Your inborn defence – including fever – slows the viral replication process. In the meantime, your adaptive immune system produces antibodies that bind to virus envelopes and infected cells, thus destroying them. After five to seven days there are enough protective antibodies. Typically, they appear as two isotypes: first IgM, followed by IgG. Both isotypes link to the antigen of the invading pathogens. The IgM is a little less adapted to the specific virus but quicker in reacting to the situation than the IgG.

By this process the viruses are finally eliminated. An average patient therefore recovers in approximately 10-12 days from a common cold.

With this in mind, let us address the allergy to pollen. Pollen are primarily harmless and do not activate the innate immune system. Some individuals, however, are predisposed, they have a genetic background called atopy: their immune system wrongly starts to mount an antibody response, for instance against birch pollen. The antibodies involved are of the isotype IgE. They typically bind to allergens but are also meant to protect the organism against parasites, eg worms. This phase, called sensitization or induction phase, is not accompanied by inflammation and is, therefore, not causing any symptoms.

Sensitization pathway.

Once IgE antibodies are produced against for example birch pollen allergens, these IgE bind to mast cells, which are abundantly present in the mucosa of the eye, the nose, and the lung. Upon exposure to birch pollen during the next flowering season, the typical allergic symptoms occur: red eyes, sneezing, itching, and runny nose.

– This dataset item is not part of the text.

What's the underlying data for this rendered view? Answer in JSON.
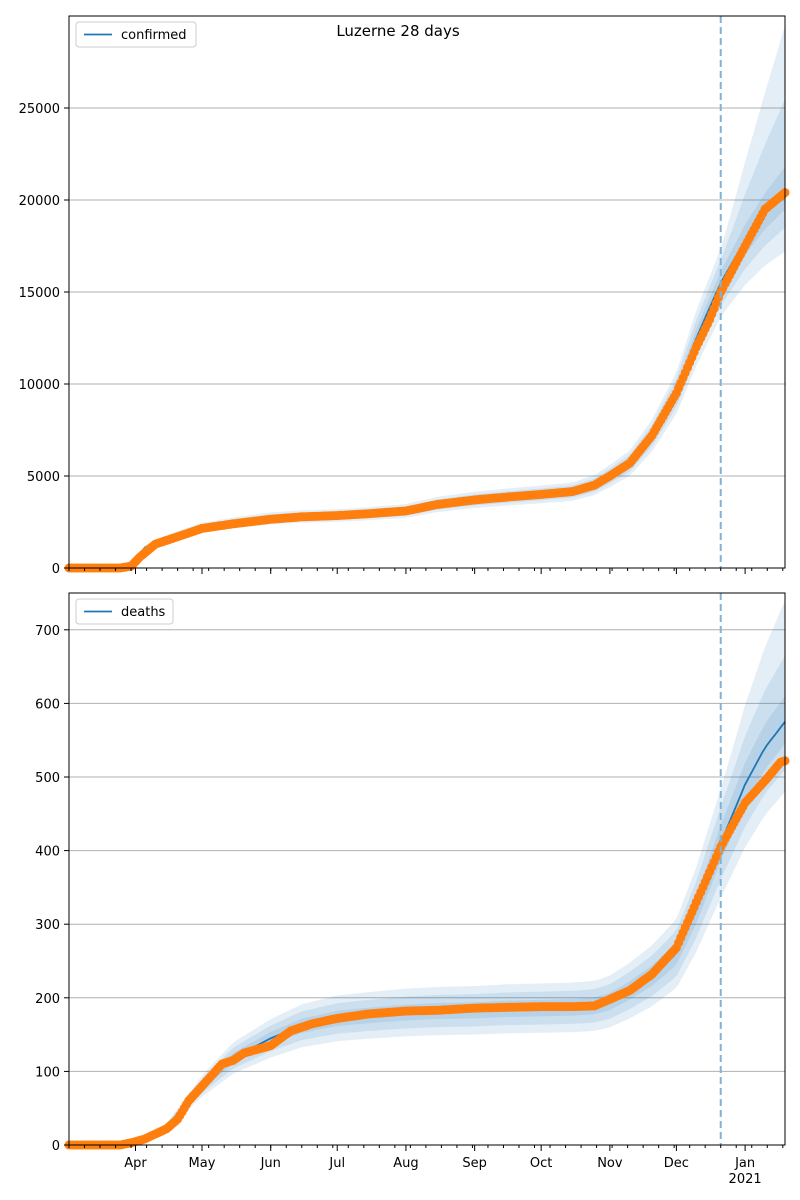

Some patients might even develop bronchial asthma.

Other common respiratory allergens causing allergic rhinitis include grass and weed pollen, house dust mites, moulds, as well as danders and secretions of animals.

Comparison between allergies and common colds.

If we now compare the common cold to pollen allergy, we find similarities and discrepancies. In both conditions, the immune system is crucial. The symptoms affecting the involved organs are quite similar. However, if we turn to the effect that the immune defence has, there is an important difference.

In the common cold the fight against a virus leads to the symptoms from the immune response and is followed by healing. Unfortunately, there are many slightly different viruses. Therefore, upon infection with another or a mutated virus, the whole process starts from scratch. This is one reason why young children often have multiple colds during the winter season.

In a pollen-allergy called pollinosis, however, the immune defence reaction is unnecessary, leading to the typical allergic symptoms without mending the nuisance. A sensitized patient will start to suffer as soon as the pollinating season of the particular plant starts: typically trees in spring, grass in early summer, weeds in fall, and moulds in winter. Cross-reactivity among related pollens – for instance in birch pollen allergy from other trees, such as hazelnut or alder, and sometimes foods, such as apples – will aggravate or prolong the patient’s period of symptoms. Unlike a common belief concerning allergies, the immune system is not too weak but overreacts to an innocuous external agent, called allergen.